Türkiye Ormancılar Derneği’nin Danıştay Sekizinci Dairesine hitaben verdiği 02.09.2020 Tarihli dava dilekçesinde;
Orman Genel Müdürlüğü’nün kanun ve diğer mevzuattan kaynaklanan yetkisini kullanarak “Çıkarılacak Ağaçların Belirlenmesi ve Kayıt Altına Alınması Danışmanlık Hizmet Alımına” ilişkin usul ve esasları belirleyen ve üretim sürecinde gerek teknik eleman eksikliği gerekse işçilik hizmeti açığının olduğu bölgelerde, işlerin aksamadan yürütülebilmesi için bu süreçte asıl işlerden olan mesaha, yanık-devrik-kırık vb. sahalarda dikili hacim tespiti, dikili satışlarda verim yüzdesi tespiti, tasnif depolama, çıkarılacak ağaçların belirlenmesi ve kayıt altına alınması gibi işlerin de ihaleyle yaptırılabileceğine ilişkin 17.02.2020 tarih ve E.325129 sayılı talimatının;
– “…mevzuata takla attırılarak hizmet alımı yapacak yükleniciye tamamen iş yaratma gayretkeşliğidir.”
– “Adrese teslimli bir ihale mantığından başka bir amacı yoktur”.
iddialarıyla açtığı davada, Danıştay 8’inci Dairesi 25.05.2021 tarih ve 2020/6212 karar sayılı kararı ile Orman Genel Müdürlüğü’nün 17.02.2020 tarih ve E.325129 sayılı talimatının yürütmesini durdurdu.
Orman Mühendisleri Odası (OMO)’nın konuyla ilgili açıklaması şöyle:
Bu girişimi İdeolojik bağnazlıkla kıskançlık psikolojisi içinde atılmış bir adım olarak görüyoruz.
Bununla ne hedeflenmiştir? Söylendiği gibi kamu yararını savunmak mı?
Adama sormazlar mı; bu kamu yararı içinde iş yükü kaldırılamayacak derecede artmış olan Orman Genel Müdürlüğü teknik personeli meslektaşlarımız ile Ormancılık Büro ve Şirketleri ve çalışanları yok mu?
“Çıkarılacak Ağaçların Belirlenmesi ve Kayıt Altına Alınması Danışmanlık Hizmet Alımına ilişkin düzenlemenin” adrese teslim iş olduğu iddia edilmektedir. 4734 Sayılı Kamu İhale Kanunu kapsamında ihale edilen bir iş nasıl oluyor da adrese teslim iş olarak tanımlanıyor? Kaldı ki iddia edilen adresler ormancılık büro ve şirketlerine ait meslek mensuplarının adresleridir.

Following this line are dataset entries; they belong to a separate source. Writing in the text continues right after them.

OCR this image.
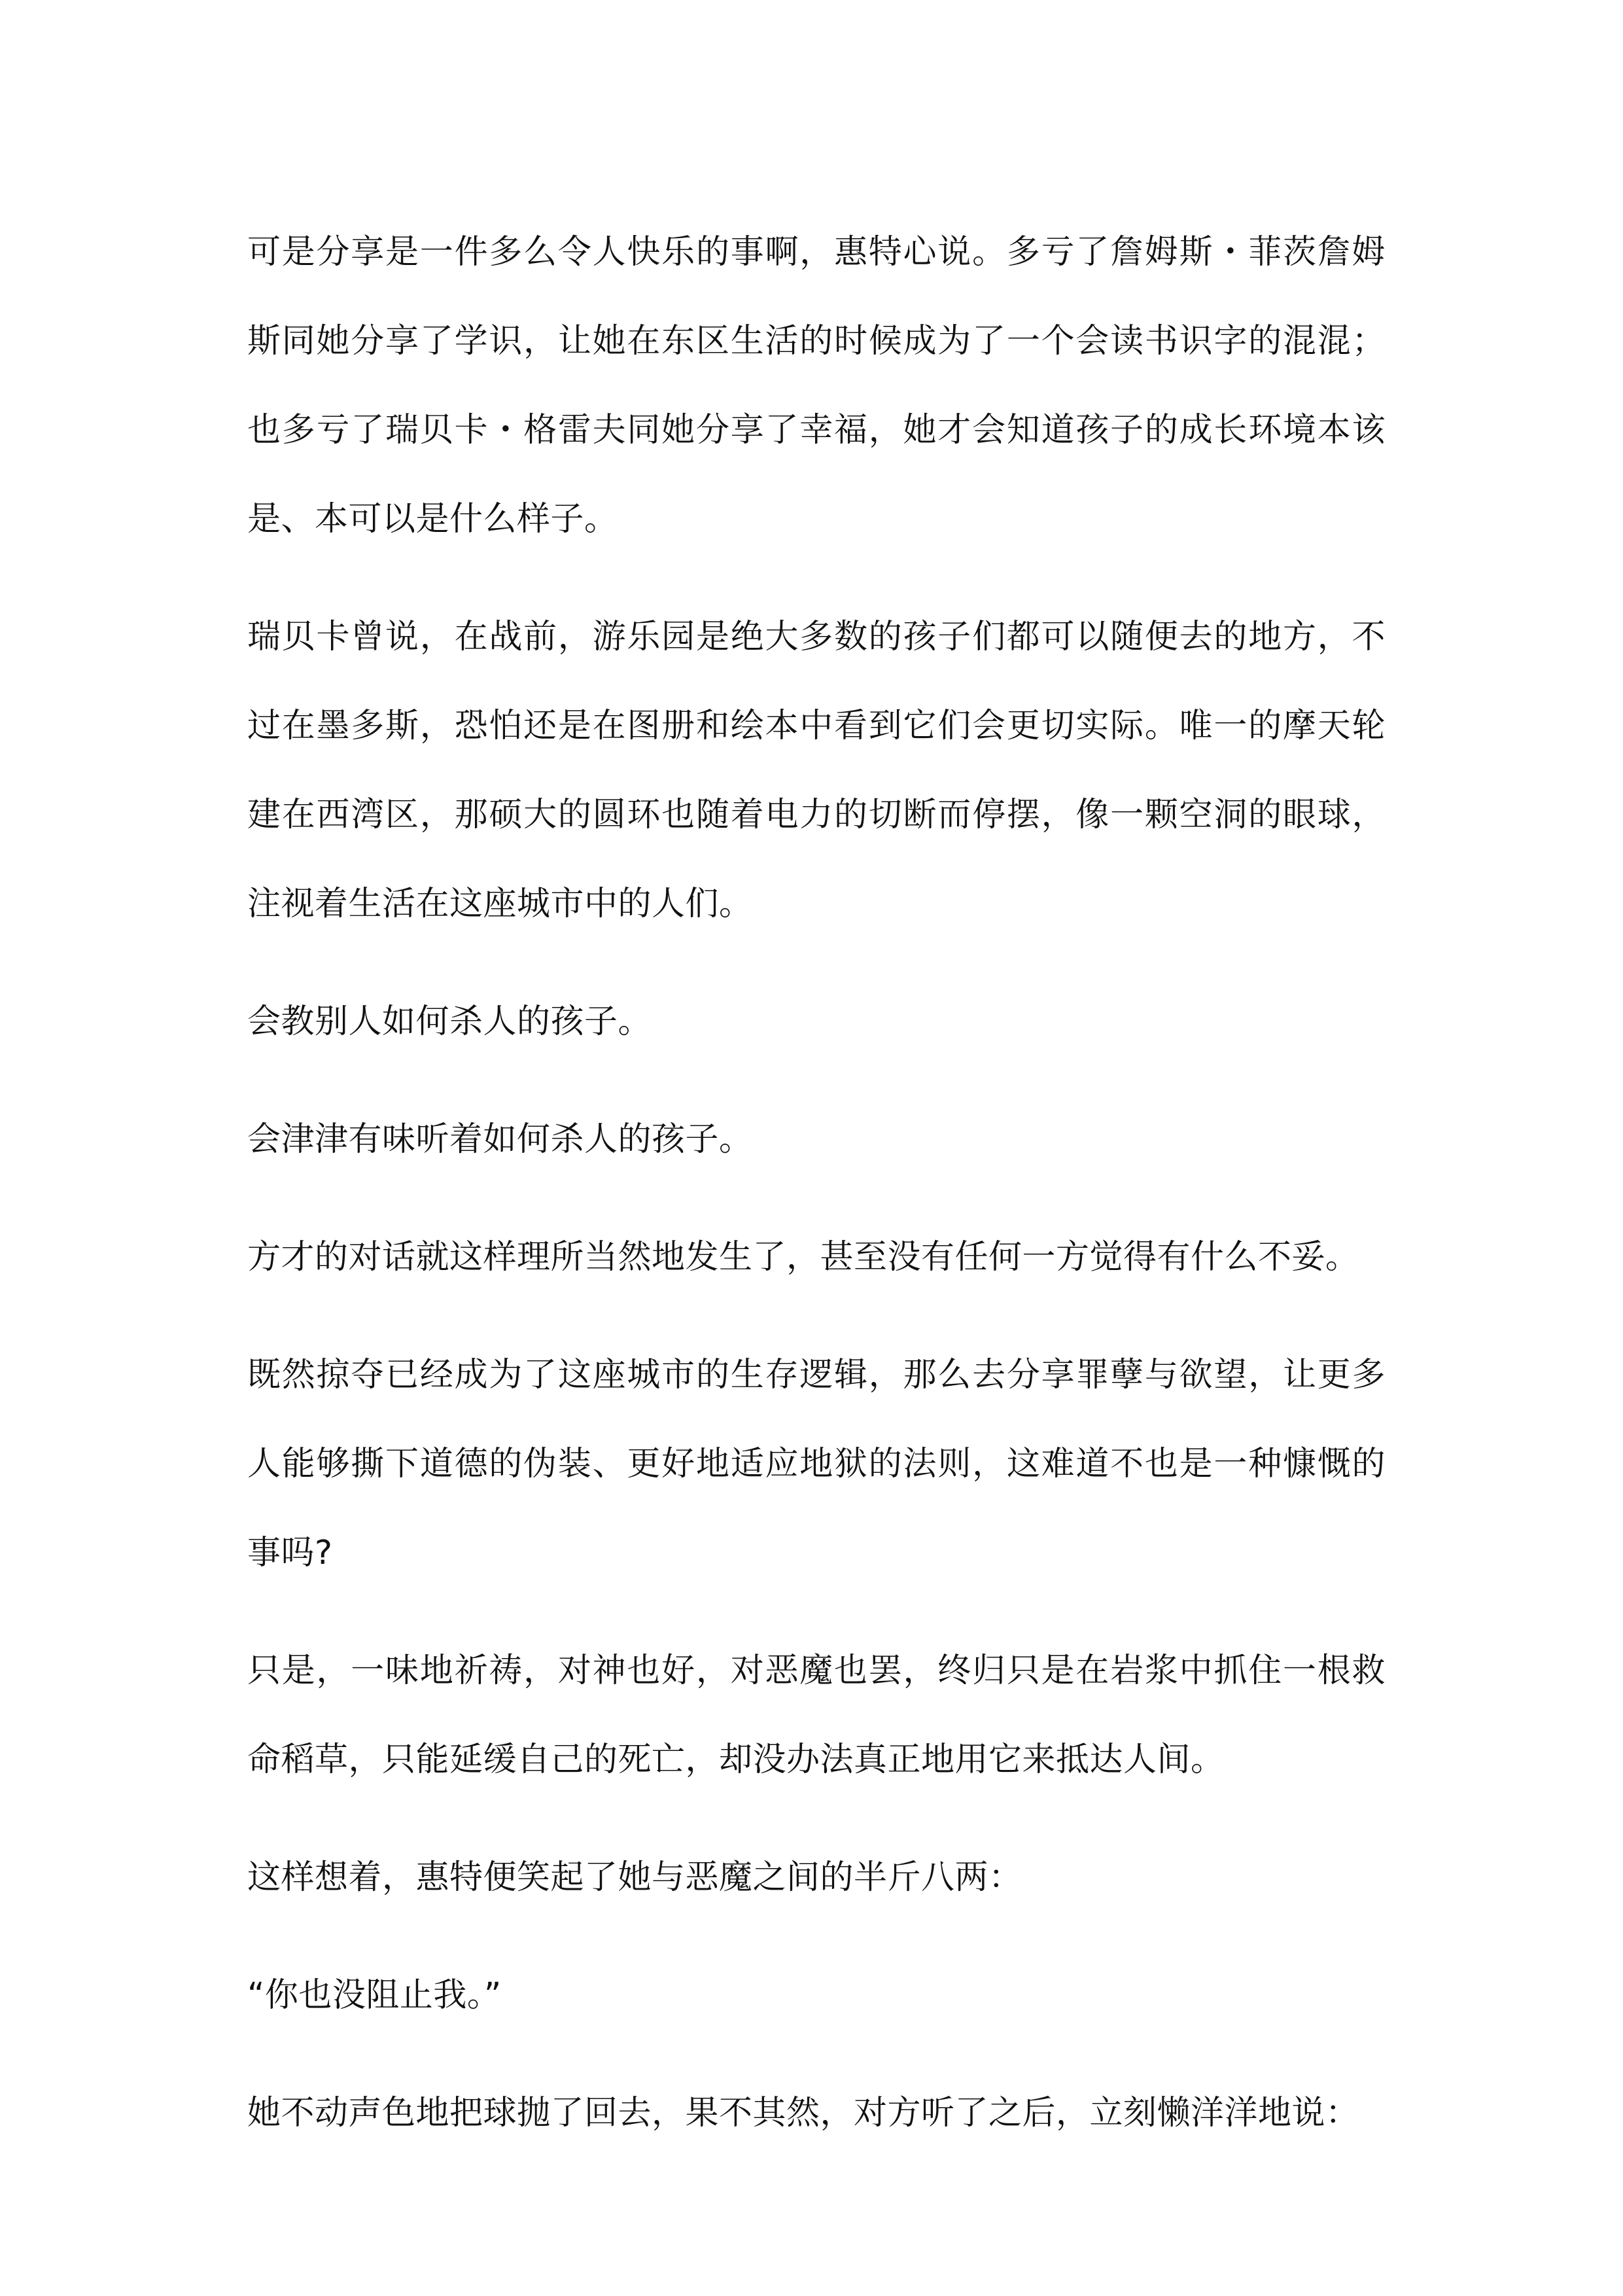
可是分享是一件多么令人快乐的事啊，惠特心说。多亏了詹姆斯・菲茨詹姆斯同她分享了学识，让她在东区生活的时候成为了一个会读书识字的混混；也多亏了瑞贝卡・格雷夫同她分享了幸福，她才会知道孩子的成长环境本该是、本可以是什么样子。

瑞贝卡曾说，在战前，游乐园是绝大多数的孩子们都可以随便去的地方，不过在墨多斯，恐怕还是在图册和绘本中看到它们会更切实际。唯一的摩天轮建在西湾区，那硕大的圆环也随着电力的切断而停摆，像一颗空洞的眼球，注视着生活在这座城市中的人们。

会教别人如何杀人的孩子。

会津津有味听着如何杀人的孩子。

方才的对话就这样理所当然地发生了，甚至没有任何一方觉得有什么不妥。

既然掠夺已经成为了这座城市的生存逻辑，那么去分享罪孽与欲望，让更多人能够撕下道德的伪装、更好地适应地狱的法则，这难道不也是一种慷慨的事吗?

只是，一味地祈祷，对神也好，对恶魔也罢，终归只是在岩浆中抓住一根救命稻草，只能延缓自己的死亡，却没办法真正地用它来抵达人间。

这样想着，惠特便笑起了她与恶魔之间的半斤八两：

“你也没阻止我。”

她不动声色地把球抛了回去，果不其然，对方听了之后，立刻懒洋洋地说：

Sudan gerekçelerle neye karşı çıkıldığının farkındalar mı? Orman mühendislerinin iş yapmasına mı? Yoksa idarenin kısa süre içerisinde kamu çalışanı meslektaşlarımızla daha kaliteli bir üretimle ülke ekonomisine katkı sunmasına mı karşı çıkılıyor? Ya da ülkemizin yasal mevzuata sadık kalınarak kalkınması mı istenmiyor?
Meslektaşlarımızın kanunlardan kaynaklanan mesleki hak ve yetkilerinin kullanılması konusunda, bir yandan diğer meslek odalarının açtıkları davalarla hukuki mücadelemiz devam ederken diğer yandan da kendileri de meslektaşlarımız olan kişilerin yönettiği bir kurum tarafından böyle engellerin çıkarıldığı bir ortamda mesleğimiz ve meslektaşlarımızın yeni hakları için sarf edeceğimiz enerjimiz boşa tükettirilmektedir.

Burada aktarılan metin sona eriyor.